Wednesday, October 11, 2006

Javascript Closures

Editors Note: I had this all edited and fixed up and then something funny happened and I lost it all. So you're getting the unedited version. I'm not doing it again and nobody reads this blog yet anyhow.

Javascript can be a frustrating language. At first it seems like BASIC with a C syntax. But quickly odd things start happening. They aren't really odd but they aren't what you expect. In order to do my part to save the world from odd things I present some thoughts on Javascript Closures. I recommend reading Javascript Closures by Richard Cornford.

Many of the odd things in Javascript begin to manifest themselves when you begin embedding functions inside other functions. This happens a lot when you dynamically assign event handlers to objects on a web page. These thoughts are mostly in that context.


Closures have to do with the way Javascript supports scoping in nested functions.

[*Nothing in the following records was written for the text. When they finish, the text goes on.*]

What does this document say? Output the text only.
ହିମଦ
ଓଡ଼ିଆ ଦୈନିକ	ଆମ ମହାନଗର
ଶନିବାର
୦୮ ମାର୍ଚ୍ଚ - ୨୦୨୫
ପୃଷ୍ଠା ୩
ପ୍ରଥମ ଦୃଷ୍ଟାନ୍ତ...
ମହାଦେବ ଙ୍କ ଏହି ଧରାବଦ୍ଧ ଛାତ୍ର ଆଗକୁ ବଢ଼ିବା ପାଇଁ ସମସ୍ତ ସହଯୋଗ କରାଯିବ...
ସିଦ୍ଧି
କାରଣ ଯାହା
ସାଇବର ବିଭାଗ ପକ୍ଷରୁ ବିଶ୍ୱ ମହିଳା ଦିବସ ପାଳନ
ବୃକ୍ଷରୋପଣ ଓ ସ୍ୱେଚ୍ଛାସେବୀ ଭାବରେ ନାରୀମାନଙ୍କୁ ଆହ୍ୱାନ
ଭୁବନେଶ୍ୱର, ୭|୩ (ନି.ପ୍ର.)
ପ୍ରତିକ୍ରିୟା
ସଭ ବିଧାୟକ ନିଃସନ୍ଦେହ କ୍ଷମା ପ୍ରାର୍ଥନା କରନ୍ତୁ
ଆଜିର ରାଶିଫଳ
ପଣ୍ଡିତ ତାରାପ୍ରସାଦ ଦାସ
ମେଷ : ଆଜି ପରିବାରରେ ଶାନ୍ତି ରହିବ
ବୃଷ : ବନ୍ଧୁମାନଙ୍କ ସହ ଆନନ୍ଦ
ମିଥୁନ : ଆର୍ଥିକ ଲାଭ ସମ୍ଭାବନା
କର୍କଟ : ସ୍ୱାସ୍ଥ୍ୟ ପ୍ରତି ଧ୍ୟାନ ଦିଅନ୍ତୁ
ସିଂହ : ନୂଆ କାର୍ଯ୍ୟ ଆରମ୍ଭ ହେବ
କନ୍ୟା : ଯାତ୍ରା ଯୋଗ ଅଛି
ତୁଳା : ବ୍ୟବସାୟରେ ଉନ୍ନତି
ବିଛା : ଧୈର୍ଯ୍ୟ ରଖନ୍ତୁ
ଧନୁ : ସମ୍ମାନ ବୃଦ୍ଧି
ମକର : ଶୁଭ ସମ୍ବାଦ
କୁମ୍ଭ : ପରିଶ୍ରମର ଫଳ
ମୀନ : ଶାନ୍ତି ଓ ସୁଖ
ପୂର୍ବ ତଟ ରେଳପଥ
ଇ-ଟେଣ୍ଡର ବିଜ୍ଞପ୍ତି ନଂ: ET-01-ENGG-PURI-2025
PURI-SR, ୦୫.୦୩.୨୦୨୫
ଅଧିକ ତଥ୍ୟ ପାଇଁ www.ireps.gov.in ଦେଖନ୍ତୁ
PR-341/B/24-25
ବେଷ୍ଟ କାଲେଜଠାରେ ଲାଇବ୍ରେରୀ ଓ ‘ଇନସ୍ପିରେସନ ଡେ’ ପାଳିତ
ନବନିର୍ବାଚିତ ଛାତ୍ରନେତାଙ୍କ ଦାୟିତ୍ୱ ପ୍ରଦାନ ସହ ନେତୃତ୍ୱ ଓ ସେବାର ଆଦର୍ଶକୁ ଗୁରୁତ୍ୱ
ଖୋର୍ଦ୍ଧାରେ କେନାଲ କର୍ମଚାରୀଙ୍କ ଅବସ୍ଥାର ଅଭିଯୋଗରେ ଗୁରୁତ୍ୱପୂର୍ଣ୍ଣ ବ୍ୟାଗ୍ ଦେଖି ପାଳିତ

A nested function has access to the scope of its parent functions. However, the scope of the parent functions can change after the nested function has been declared and before the nested function is actually called and executed.

It's common to assume that the nested function gets the parent scope when it is declared. But this is not the case. The parent scope is checked when the nested function is called. This also means the parent scope continues to exist after the parent function has ended.

function parent() {
var parentVariable = "Parent Variable Before";

function child(childVariable) {
var childVariable2 = "Child Variable 2";

child("Child Variable");

parentVariable = "Parent Variable After";

child("Child Vairable");

This example shows that the function child checks the parent function scope when it is called, and so alerts "Parent Variable After" at the second call. A common mistake is to assume that the child function will always alert "Parent Variable Before" since it was declared when parentVariable was set to that value.

This misconception causes trouble when trying to set onclick events in a for loop. The code usually looks something like this:

for (var i=1; i <= 10; i++) {
var new_element = document.createElement("div");
new_element.onclick = function (e) { alert(i); };
new_element.innerHTML = i;

In this example 10 divs are created. Each is numbered from 1 to 10. When you click each on you would expect the div to alert with its number. It does not. The alert displays 10 on all the divs.

This behavior makes sense if you think about the scope of the parent function and when the child (the onclick) function is being called versus when it is being declared. The child function does not use the parent scope when it is declared. It hasn't actually been executed yet. By the time it is called the parent scope (and the variable i has changed.

By the time you click a div and the onclick is called the i variable in the parent scope is set to 10 because the loop has finished and stopped at 10. If you add the line below after the for loop then each click on a div will display "Hello World". So, understanding the parent scope what did you expect? It's using the parent scope at the time of the click, not the scope when the onclick function was declared.

i = "Hello World";

Here is another example. You should be able to predict the behavior without running the script.

var my_function;
for (var i=1; i <= 10; i++) {
if (i == 5) {
my_function = function() { alert(i); };


So, without running the script, will the call to my_function alert with a 5 or a 10? If you said 5 then shame on you. You'd better start again.

A Solution

It's not uncommon to want to assign event functions in a loop (like the onclick div example). But the obvious code example above doesn't do what you might expect (although it does do the right/correct thing). So, in order to make it work you need to either create a scope that's not going to change between the time you declare the inline function and the time you call the inline function or you could declare a variable that is not going to change in the parent scope. You can't use i because it's going to change each time you loop.

I use the the "create a scope" method. The only way I know to create a new scope in javascript is by calling in to a function.

(in Javascript loops do not have their own scope. Their variables are elevated to the existing scope so you can't use any kind of nested for. That is why i == 10 and not undefined in our div example above. Even though the i was declared in the for-loop, Javascript promotes it to the function's scope and it still exists after the loop has ended).

function SetOnClick(value) {
// A new scope is created when this function is called
return function(e) { alert(value); };
// Once the function exits value can never be changed again.
// So when this inline function is called we can be assured that value will still be the same

for (var i=1; i<=10; i++) {
var new_element = document.createElement("div");
new_element.onclick = SetOnClick(i); // Now this onclick gets the inline function returned by SetOnClick.